De acordo com a reportagem, foi dela a sugestão de convidar a cantora Fafá de Belém para o ato de lançamento da campanha. Ela também definiu a ordem de algumas apresentações do evento e deve coordenar a montagem de atos futuros, além de viajar sozinha a municípios que o presidente não conseguir visitar durante o período eleitoral.
O que diz o presidente do PT
Edinho Silva confirmou a atuação e afirmou que ela não será episódica. "Ela participa, claro que ela tem a agenda dela. Ela já viajou por diversos Estados, tem feito diversas reuniões, organizando as mulheres", disse o presidente do partido.
Integrantes do PT tratam a primeira-dama como liderança junto ao eleitorado feminino, segmento em que a campanha pretende concentrar parte do esforço. Levantamento citado na reportagem aponta que 31 dos 124 compromissos públicos cumpridos por ela entre outubro de 2025 e abril de 2026 trataram de temas ligados a mulheres. Ela também coordena o Pacto Brasil Contra o Feminicídio.
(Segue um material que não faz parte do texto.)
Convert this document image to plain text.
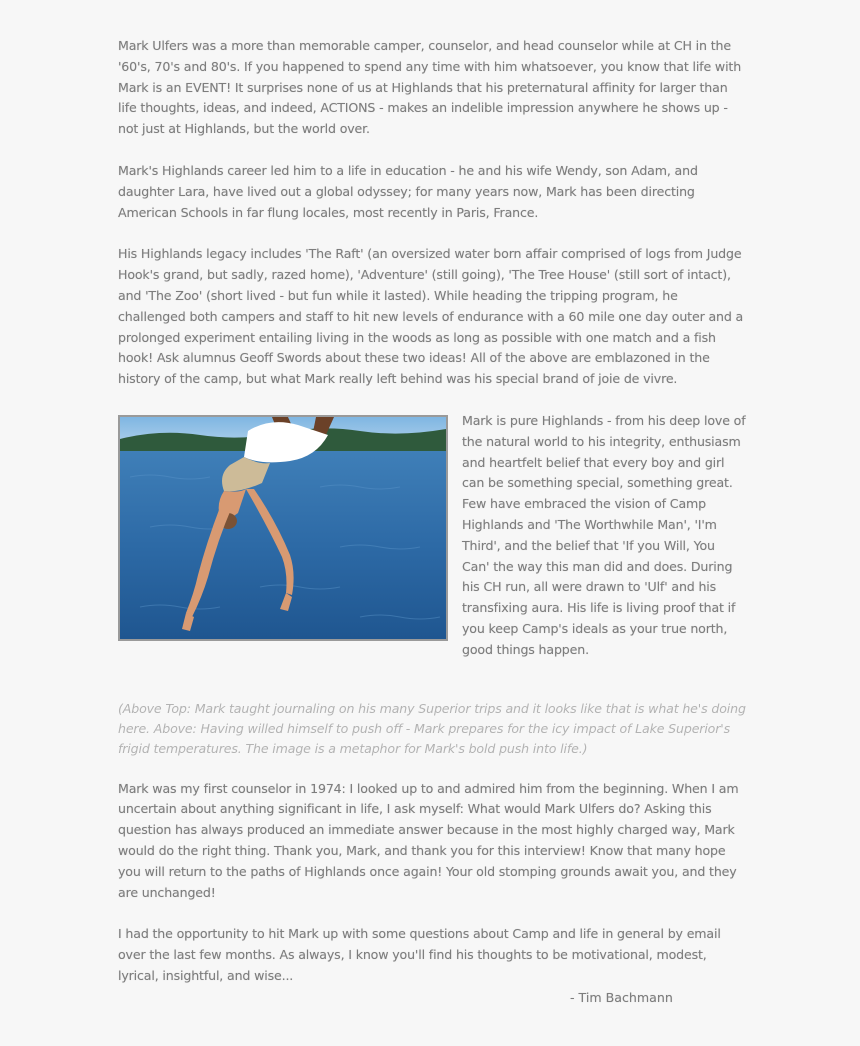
Mark Ulfers was a more than memorable camper, counselor, and head counselor while at CH in the '60's, 70's and 80's. If you happened to spend any time with him whatsoever, you know that life with Mark is an EVENT! It surprises none of us at Highlands that his preternatural affinity for larger than life thoughts, ideas, and indeed, ACTIONS - makes an indelible impression anywhere he shows up - not just at Highlands, but the world over.

Mark's Highlands career led him to a life in education - he and his wife Wendy, son Adam, and daughter Lara, have lived out a global odyssey; for many years now, Mark has been directing American Schools in far flung locales, most recently in Paris, France.

His Highlands legacy includes 'The Raft' (an oversized water born affair comprised of logs from Judge Hook's grand, but sadly, razed home), 'Adventure' (still going), 'The Tree House' (still sort of intact), and 'The Zoo' (short lived - but fun while it lasted). While heading the tripping program, he challenged both campers and staff to hit new levels of endurance with a 60 mile one day outer and a prolonged experiment entailing living in the woods as long as possible with one match and a fish hook! Ask alumnus Geoff Swords about these two ideas! All of the above are emblazoned in the history of the camp, but what Mark really left behind was his special brand of joie de vivre.

Mark is pure Highlands - from his deep love of the natural world to his integrity, enthusiasm and heartfelt belief that every boy and girl can be something special, something great. Few have embraced the vision of Camp Highlands and 'The Worthwhile Man', 'I'm Third', and the belief that 'If you Will, You Can' the way this man did and does. During his CH run, all were drawn to 'Ulf' and his transfixing aura. His life is living proof that if you keep Camp's ideals as your true north, good things happen.

(Above Top: Mark taught journaling on his many Superior trips and it looks like that is what he's doing here. Above: Having willed himself to push off - Mark prepares for the icy impact of Lake Superior's frigid temperatures. The image is a metaphor for Mark's bold push into life.)

Mark was my first counselor in 1974: I looked up to and admired him from the beginning. When I am uncertain about anything significant in life, I ask myself: What would Mark Ulfers do? Asking this question has always produced an immediate answer because in the most highly charged way, Mark would do the right thing. Thank you, Mark, and thank you for this interview! Know that many hope you will return to the paths of Highlands once again! Your old stomping grounds await you, and they are unchanged!

I had the opportunity to hit Mark up with some questions about Camp and life in general by email over the last few months. As always, I know you'll find his thoughts to be motivational, modest, lyrical, insightful, and wise...

- Tim Bachmann
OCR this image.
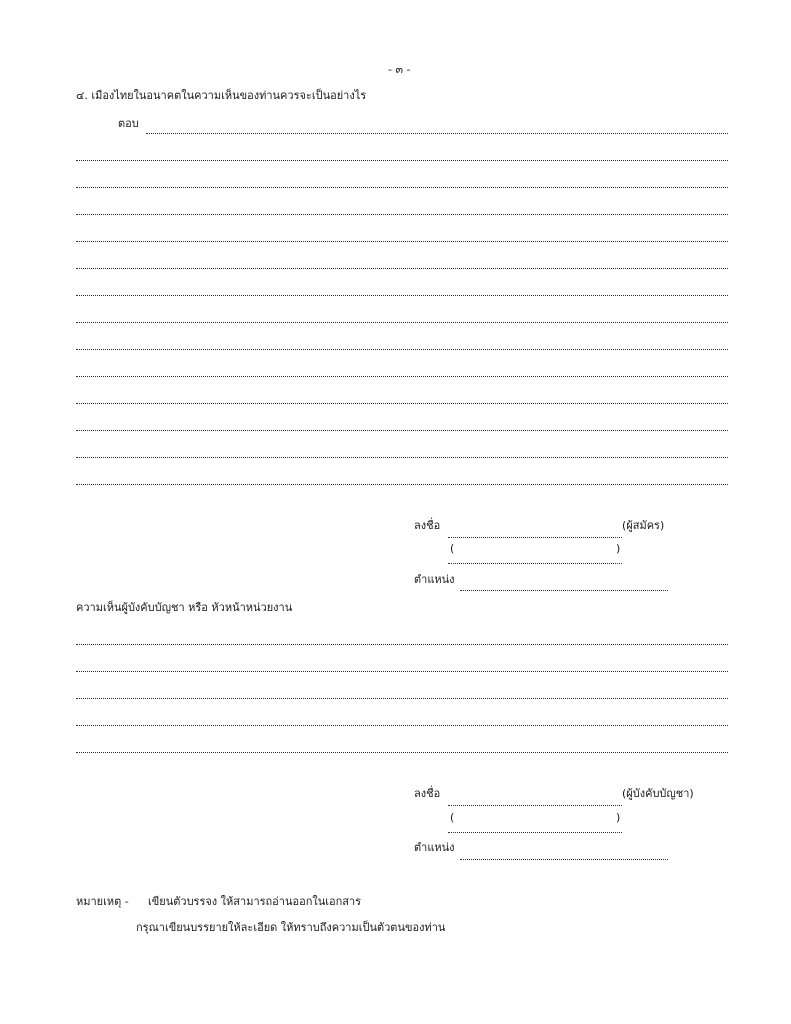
- ๓ -
๔. เมืองไทยในอนาคตในความเห็นของท่านควรจะเป็นอย่างไร
ตอบ
ลงชื่อ	(ผู้สมัคร)
(	)
ตำแหน่ง
ความเห็นผู้บังคับบัญชา หรือ หัวหน้าหน่วยงาน
ลงชื่อ	(ผู้บังคับบัญชา)
(	)
ตำแหน่ง
หมายเหตุ - เขียนตัวบรรจง ให้สามารถอ่านออกในเอกสาร
กรุณาเขียนบรรยายให้ละเอียด ให้ทราบถึงความเป็นตัวตนของท่าน
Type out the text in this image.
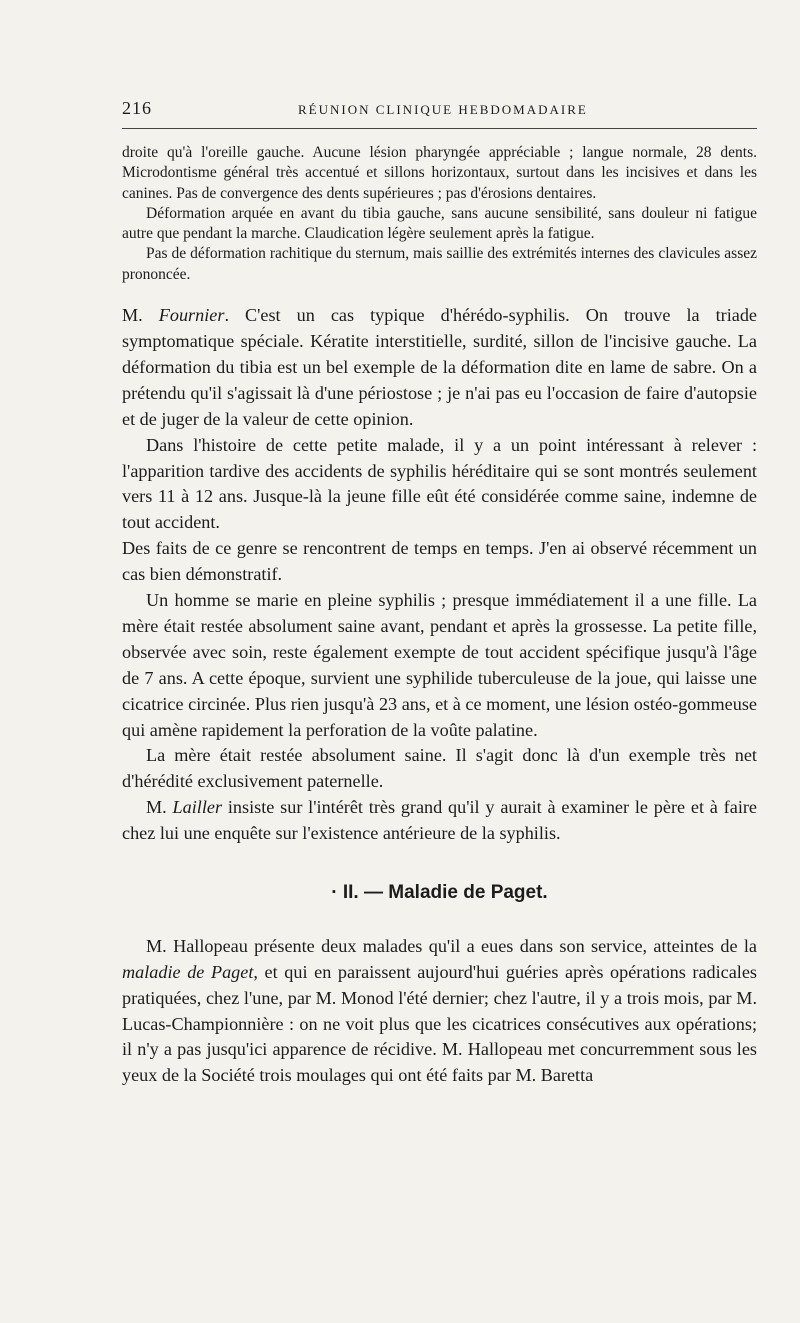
216	RÉUNION CLINIQUE HEBDOMADAIRE

droite qu'à l'oreille gauche. Aucune lésion pharyngée appréciable ; langue normale, 28 dents. Microdontisme général très accentué et sillons horizontaux, surtout dans les incisives et dans les canines. Pas de convergence des dents supérieures ; pas d'érosions dentaires.

Déformation arquée en avant du tibia gauche, sans aucune sensibilité, sans douleur ni fatigue autre que pendant la marche. Claudication légère seulement après la fatigue.

Pas de déformation rachitique du sternum, mais saillie des extrémités internes des clavicules assez prononcée.

M. Fournier. C'est un cas typique d'hérédo-syphilis. On trouve la triade symptomatique spéciale. Kératite interstitielle, surdité, sillon de l'incisive gauche. La déformation du tibia est un bel exemple de la déformation dite en lame de sabre. On a prétendu qu'il s'agissait là d'une périostose ; je n'ai pas eu l'occasion de faire d'autopsie et de juger de la valeur de cette opinion.

Dans l'histoire de cette petite malade, il y a un point intéressant à relever : l'apparition tardive des accidents de syphilis héréditaire qui se sont montrés seulement vers 11 à 12 ans. Jusque-là la jeune fille eût été considérée comme saine, indemne de tout accident.

Des faits de ce genre se rencontrent de temps en temps. J'en ai observé récemment un cas bien démonstratif.

Un homme se marie en pleine syphilis ; presque immédiatement il a une fille. La mère était restée absolument saine avant, pendant et après la grossesse. La petite fille, observée avec soin, reste également exempte de tout accident spécifique jusqu'à l'âge de 7 ans. A cette époque, survient une syphilide tuberculeuse de la joue, qui laisse une cicatrice circinée. Plus rien jusqu'à 23 ans, et à ce moment, une lésion ostéo-gommeuse qui amène rapidement la perforation de la voûte palatine.

La mère était restée absolument saine. Il s'agit donc là d'un exemple très net d'hérédité exclusivement paternelle.

M. Lailler insiste sur l'intérêt très grand qu'il y aurait à examiner le père et à faire chez lui une enquête sur l'existence antérieure de la syphilis.

· II. — Maladie de Paget.

M. Hallopeau présente deux malades qu'il a eues dans son service, atteintes de la maladie de Paget, et qui en paraissent aujourd'hui guéries après opérations radicales pratiquées, chez l'une, par M. Monod l'été dernier; chez l'autre, il y a trois mois, par M. Lucas-Championnière : on ne voit plus que les cicatrices consécutives aux opérations; il n'y a pas jusqu'ici apparence de récidive. M. Hallopeau met concurremment sous les yeux de la Société trois moulages qui ont été faits par M. Baretta
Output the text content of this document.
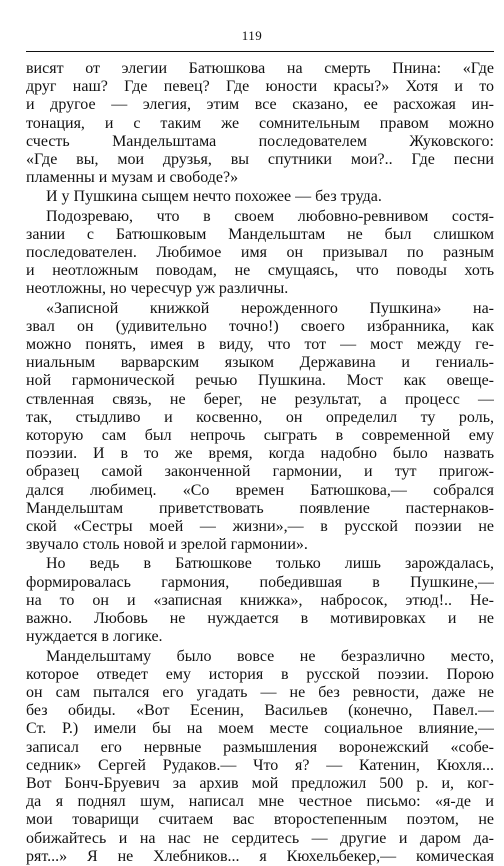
119
висят от элегии Батюшкова на смерть Пнина: «Где
друг наш? Где певец? Где юности красы?» Хотя и то
и другое — элегия, этим все сказано, ее расхожая ин-
тонация, и с таким же сомнительным правом можно
счесть Мандельштама последователем Жуковского:
«Где вы, мои друзья, вы спутники мои?.. Где песни
пламенны и музам и свободе?»
И у Пушкина сыщем нечто похожее — без труда.
Подозреваю, что в своем любовно-ревнивом состя-
зании с Батюшковым Мандельштам не был слишком
последователен. Любимое имя он призывал по разным
и неотложным поводам, не смущаясь, что поводы хоть
неотложны, но чересчур уж различны.
«Записной книжкой нерожденного Пушкина» на-
звал он (удивительно точно!) своего избранника, как
можно понять, имея в виду, что тот — мост между ге-
ниальным варварским языком Державина и гениаль-
ной гармонической речью Пушкина. Мост как овеще-
ствленная связь, не берег, не результат, а процесс —
так, стыдливо и косвенно, он определил ту роль,
которую сам был непрочь сыграть в современной ему
поэзии. И в то же время, когда надобно было назвать
образец самой законченной гармонии, и тут пригож-
дался любимец. «Со времен Батюшкова,— собрался
Мандельштам приветствовать появление пастернаков-
ской «Сестры моей — жизни»,— в русской поэзии не
звучало столь новой и зрелой гармонии».
Но ведь в Батюшкове только лишь зарождалась,
формировалась гармония, победившая в Пушкине,—
на то он и «записная книжка», набросок, этюд!.. Не-
важно. Любовь не нуждается в мотивировках и не
нуждается в логике.
Мандельштаму было вовсе не безразлично место,
которое отведет ему история в русской поэзии. Порою
он сам пытался его угадать — не без ревности, даже не
без обиды. «Вот Есенин, Васильев (конечно, Павел.—
Ст. Р.) имели бы на моем месте социальное влияние,—
записал его нервные размышления воронежский «собе-
седник» Сергей Рудаков.— Что я? — Катенин, Кюхля...
Вот Бонч-Бруевич за архив мой предложил 500 р. и, ког-
да я поднял шум, написал мне честное письмо: «я-де и
мои товарищи считаем вас второстепенным поэтом, не
обижайтесь и на нас не сердитесь — другие и даром да-
рят...» Я не Хлебников... я Кюхельбекер,— комическая
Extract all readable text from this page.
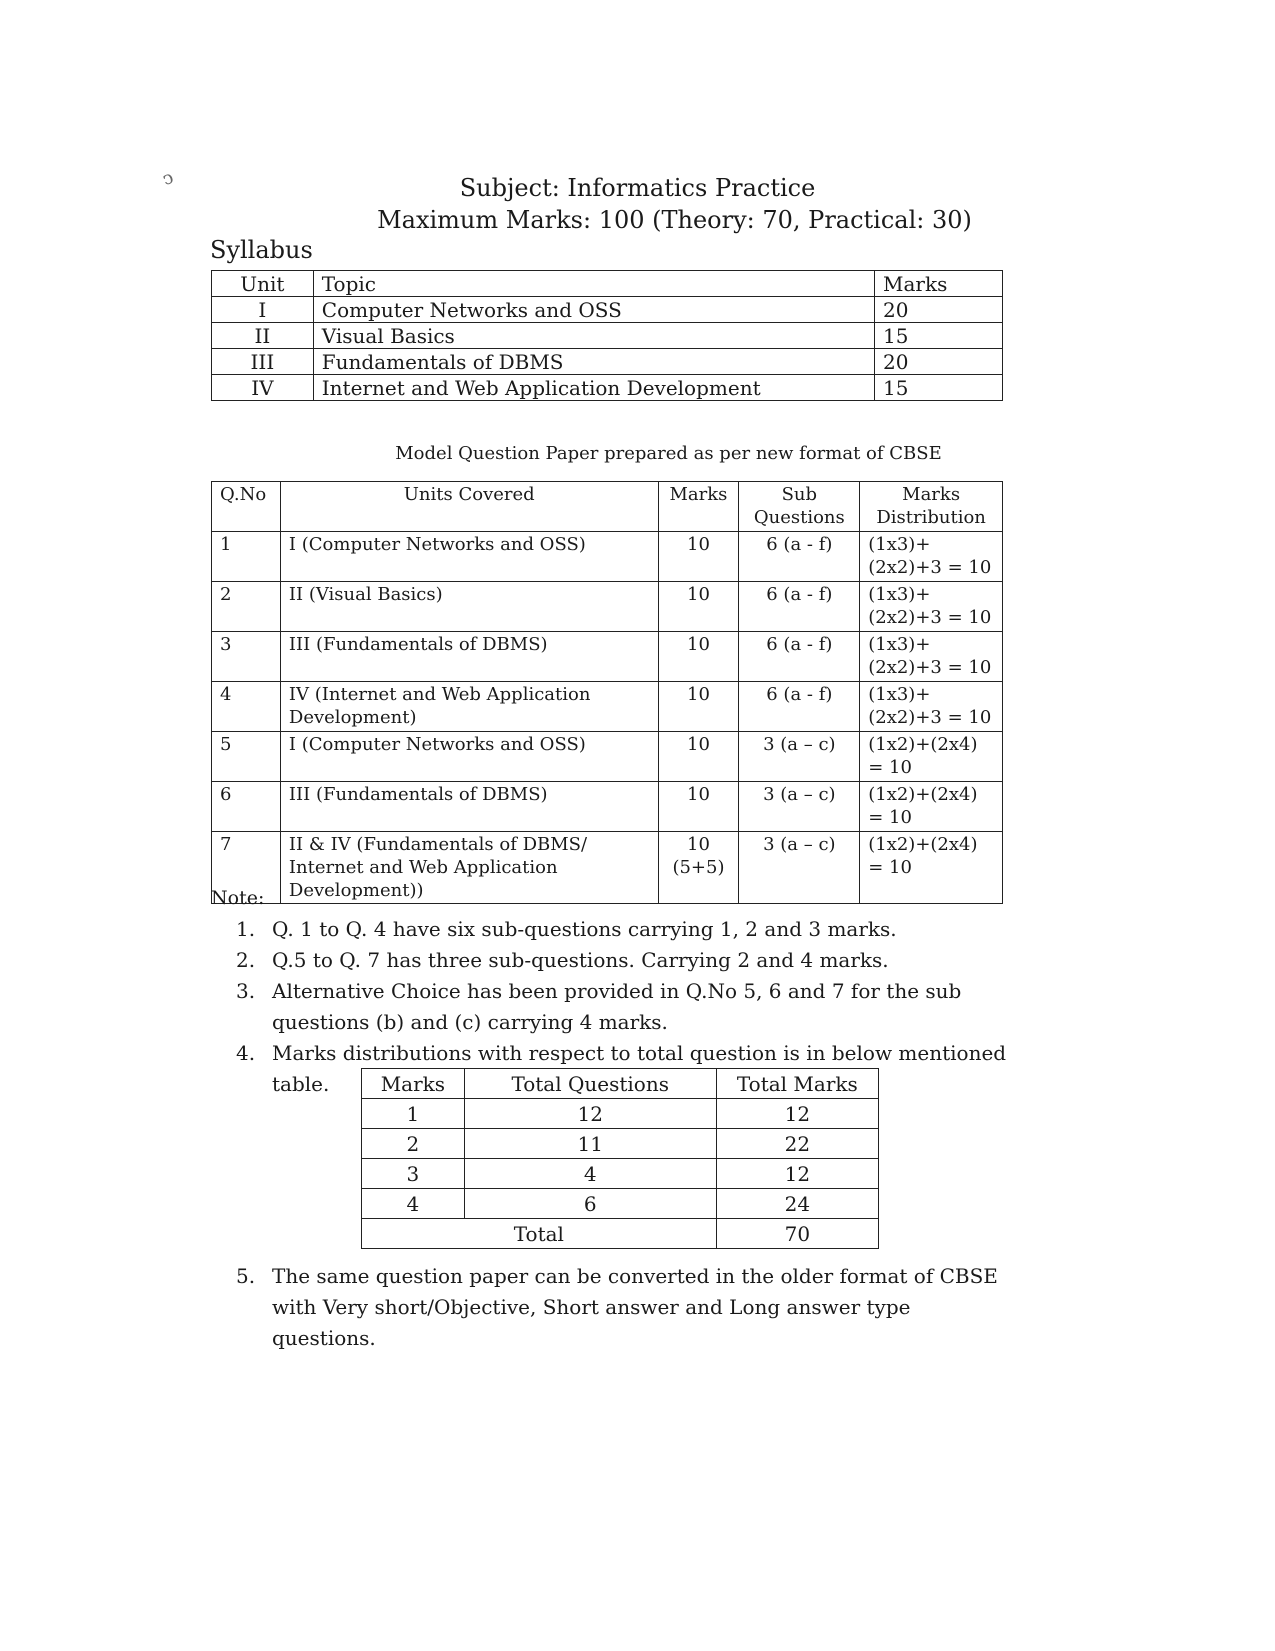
ↄ	Subject: Informatics Practice
Maximum Marks: 100 (Theory: 70, Practical: 30)
Syllabus
Unit	Topic	Marks
I	Computer Networks and OSS	20
II	Visual Basics	15
III	Fundamentals of DBMS	20
IV	Internet and Web Application Development	15
Model Question Paper prepared as per new format of CBSE
Q.No	Units Covered	Marks	Sub Questions	Marks Distribution
1	I (Computer Networks and OSS)	10	6 (a - f)	(1x3)+(2x2)+3 = 10
2	II (Visual Basics)	10	6 (a - f)	(1x3)+(2x2)+3 = 10
3	III (Fundamentals of DBMS)	10	6 (a - f)	(1x3)+(2x2)+3 = 10
4	IV (Internet and Web Application Development)	10	6 (a - f)	(1x3)+(2x2)+3 = 10
5	I (Computer Networks and OSS)	10	3 (a – c)	(1x2)+(2x4) = 10
6	III (Fundamentals of DBMS)	10	3 (a – c)	(1x2)+(2x4) = 10
7	II & IV (Fundamentals of DBMS/ Internet and Web Application Development))	10 (5+5)	3 (a – c)	(1x2)+(2x4) = 10
Note:
1. Q. 1 to Q. 4 have six sub-questions carrying 1, 2 and 3 marks.
2. Q.5 to Q. 7 has three sub-questions. Carrying 2 and 4 marks.
3. Alternative Choice has been provided in Q.No 5, 6 and 7 for the sub questions (b) and (c) carrying 4 marks.
4. Marks distributions with respect to total question is in below mentioned table.	Marks	Total Questions	Total Marks
1	12	12
2	11	22
3	4	12
4	6	24
Total		70
5. The same question paper can be converted in the older format of CBSE with Very short/Objective, Short answer and Long answer type questions.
A reportagem registra contraponto dentro do próprio governo: integrantes do Palácio do Planalto reclamam reservadamente da influência da primeira-dama em assuntos de gestão e dizem não saber quais serão os próximos passos dela. Nenhum deles é identificado no texto. Não há manifestação pública do Planalto sobre o assunto.
Como está a campanha
Lula abriu a campanha à reeleição no dia 16 de agosto, na Vila Euclides, em São Bernardo do Campo (SP), ao lado do vice Geraldo Alckmin e de representantes dos sete partidos que integram a coligação. O ato foi realizado no mesmo local das assembleias do movimento sindical do fim dos anos 1970.
A campanha definiu como bandeiras a ampliação da faixa de isenção do Imposto de Renda, o fim da escala 6x1 e a tarifa zero no transporte público, temas já anunciados pela direção partidária.
A primeira-dama se define nas redes sociais como filiada ao PT desde 1983. Segundo relatos que ela própria já fez, entrou no partido no início dos anos 1980, pelo movimento estudantil, quando cursava Sociologia. A atuação de cônjuge sem função formal na estrutura de campanha não é vedada pela legislação eleitoral, que exige o registro de despesas e da equipe contratada na prestação de contas.
O efeito prático da informalidade está no registro. Quem tem cargo aparece no organograma entregue à Justiça Eleitoral e responde por decisões dentro de uma função definida. Sem função, a participação existe de fato, mas não deixa rastro documental sobre até onde vai, nem sobre quem responde por quais escolhas.
A pré-campanha do presidente vem sendo alvo de contestação no Tribunal Superior Eleitoral. Em 17 de agosto, o tribunal admitiu ação de investigação judicial eleitoral que pede a inelegibilidade de Lula e de Alckmin por conta de desfile de escola de samba na Sapucaí.